Los cinco ejes del recorte y la participación ciudadana
El “Plan B” turnado a la Cámara Alta se sostiene en medidas de austeridad de aplicación obligatoria y en la ampliación de los derechos democráticos:
- Tope salarial en órganos electorales: Se prohíbe estrictamente que consejeros, magistrados y altos funcionarios del INE y tribunales electorales perciban un salario mayor al de la titular del Ejecutivo Federal.
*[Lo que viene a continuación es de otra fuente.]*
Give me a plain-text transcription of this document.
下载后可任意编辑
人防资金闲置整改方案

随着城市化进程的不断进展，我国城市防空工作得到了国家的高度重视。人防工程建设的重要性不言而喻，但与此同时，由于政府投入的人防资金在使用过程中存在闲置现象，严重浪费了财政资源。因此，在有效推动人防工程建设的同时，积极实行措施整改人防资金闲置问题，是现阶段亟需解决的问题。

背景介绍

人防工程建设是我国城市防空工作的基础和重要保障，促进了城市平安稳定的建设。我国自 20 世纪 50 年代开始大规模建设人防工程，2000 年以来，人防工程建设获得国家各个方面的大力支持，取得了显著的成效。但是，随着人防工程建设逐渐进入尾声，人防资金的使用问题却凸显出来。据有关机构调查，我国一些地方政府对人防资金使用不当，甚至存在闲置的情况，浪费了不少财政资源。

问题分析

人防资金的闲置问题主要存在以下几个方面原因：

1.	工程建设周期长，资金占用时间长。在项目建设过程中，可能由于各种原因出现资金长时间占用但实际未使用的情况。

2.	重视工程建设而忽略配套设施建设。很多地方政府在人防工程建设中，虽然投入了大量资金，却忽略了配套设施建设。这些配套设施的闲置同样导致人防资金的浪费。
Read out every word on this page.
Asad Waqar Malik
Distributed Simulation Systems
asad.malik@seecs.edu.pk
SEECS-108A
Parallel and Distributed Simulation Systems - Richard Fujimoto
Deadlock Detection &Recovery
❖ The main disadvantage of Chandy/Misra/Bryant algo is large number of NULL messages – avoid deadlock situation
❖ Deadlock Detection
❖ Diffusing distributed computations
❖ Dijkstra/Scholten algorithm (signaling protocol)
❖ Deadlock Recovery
- Reducción en los Ayuntamientos: Se acotará el tamaño de los cabildos, limitando el número de regidurías a un esquema de entre 7 y un máximo de 15 funcionarios por municipio.
- Límite a Congresos Locales: Se establece un tope presupuestal inamovible del 0.70% respecto al presupuesto de cada entidad para la operación de los legislativos estatales.
- Austeridad en el Senado: La iniciativa obliga a una reducción directa del 15% en el gasto operativo de la Cámara Alta.
- Revocación de Mandato flexible: Para fortalecer la participación popular, la figura de revocación de mandato podrá ser solicitada por la ciudadanía durante el tercer o el cuarto año de gobierno.
El documento comenzará su proceso de análisis y dictaminación en las comisiones del Senado en los próximos días, marcando el inicio de un intenso debate legislativo sobre el financiamiento de la democracia en México.